Before we left Biloxi we took a drive east past the towns we had heard so much about during Hurricane Katrina - Pass Christian and Bay St. Louis. Very sad. We could have taken lots of photos of building foundations or brick stairs leading to nowhere, but it was all just such a bummer. Occasionally, we could see some rebuilding in process, but mostly it was green and empty. Sometimes it was hard to imagine what we weren't seeing, since we were unfamiliar with this particular spot. If you are interested, they are plenty of good websites with before and after photos of this area. Mississippi has always been one of our poorer states and now with the hurricane damage to the north, the oil slick approaching, and the bad economy we are all suffering from, you have to wonder how much more they can handle. Every direction we drove from Biloxi, we crossed large bridges over huge rivers and inlets and they all had clearly been rebuilt or were totally new. Right after Katrina folks living here must have been totally isolated.
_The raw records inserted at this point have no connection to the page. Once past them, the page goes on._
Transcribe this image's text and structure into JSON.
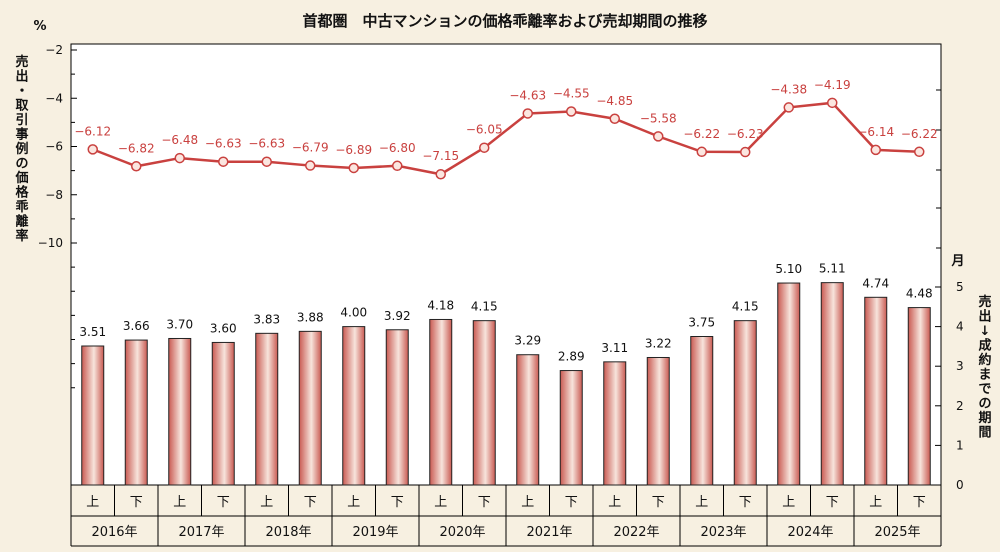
{
  "chart_data": {
    "title": "首都圏　中古マンションの価格乖離率および売却期間の推移",
    "left_axis": {
      "unit": "%",
      "label_chars": [
        "売",
        "出",
        "・",
        "取",
        "引",
        "事",
        "例",
        "の",
        "価",
        "格",
        "乖",
        "離",
        "率"
      ],
      "ticks": [
        -2,
        -4,
        -6,
        -8,
        -10
      ],
      "ylim": [
        -12,
        -2
      ]
    },
    "right_axis": {
      "unit": "月",
      "label_chars": [
        "売",
        "出",
        "↓",
        "成",
        "約",
        "ま",
        "で",
        "の",
        "期",
        "間"
      ],
      "ticks": [
        0,
        1,
        2,
        3,
        4,
        5
      ],
      "ylim": [
        0,
        5
      ]
    },
    "halves": [
      "上",
      "下"
    ],
    "years": [
      "2016年",
      "2017年",
      "2018年",
      "2019年",
      "2020年",
      "2021年",
      "2022年",
      "2023年",
      "2024年",
      "2025年"
    ],
    "series": [
      {
        "type": "line",
        "axis": "left",
        "values": [
          -6.12,
          -6.82,
          -6.48,
          -6.63,
          -6.63,
          -6.79,
          -6.89,
          -6.8,
          -7.15,
          -6.05,
          -4.63,
          -4.55,
          -4.85,
          -5.58,
          -6.22,
          -6.23,
          -4.38,
          -4.19,
          -6.14,
          -6.22
        ],
        "labels": [
          "−6.12",
          "−6.82",
          "−6.48",
          "−6.63",
          "−6.63",
          "−6.79",
          "−6.89",
          "−6.80",
          "−7.15",
          "−6.05",
          "−4.63",
          "−4.55",
          "−4.85",
          "−5.58",
          "−6.22",
          "−6.23",
          "−4.38",
          "−4.19",
          "−6.14",
          "−6.22"
        ],
        "color": "#c9413f"
      },
      {
        "type": "bar",
        "axis": "right",
        "values": [
          3.51,
          3.66,
          3.7,
          3.6,
          3.83,
          3.88,
          4.0,
          3.92,
          4.18,
          4.15,
          3.29,
          2.89,
          3.11,
          3.22,
          3.75,
          4.15,
          5.1,
          5.11,
          4.74,
          4.48
        ],
        "labels": [
          "3.51",
          "3.66",
          "3.70",
          "3.60",
          "3.83",
          "3.88",
          "4.00",
          "3.92",
          "4.18",
          "4.15",
          "3.29",
          "2.89",
          "3.11",
          "3.22",
          "3.75",
          "4.15",
          "5.10",
          "5.11",
          "4.74",
          "4.48"
        ],
        "color": "#c9413f"
      }
    ],
    "grid": false
  }
}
As we drove toward our final destination for this journey, our route took us through Alabama almost the entire day. We looked for reasons to stop and sight see, but couldn't find a good excuse to pause. It would have been interesting to see the Tuskegee Institute where George Washington Carver invented 500 uses for the peanut, but there were no campgrounds nearby. Most of the campground were in the Auburn area and seemed devoted to their illustrious football team. We went on. According to the GPS the drive was going to take about an hour longer than we had planned. Then we figured out that this GPS knew we were changing time zones. Pretty cool! By the time I lose my mind altogether, machines will stand ready to compensate for all my inadequacies.
We're in an Army Corps of Engineers campground on a lake for $11/night. Such a deal. However, the area is heavily treed and it took our satellite dish all night to get connected. It feels good to be back on the grid.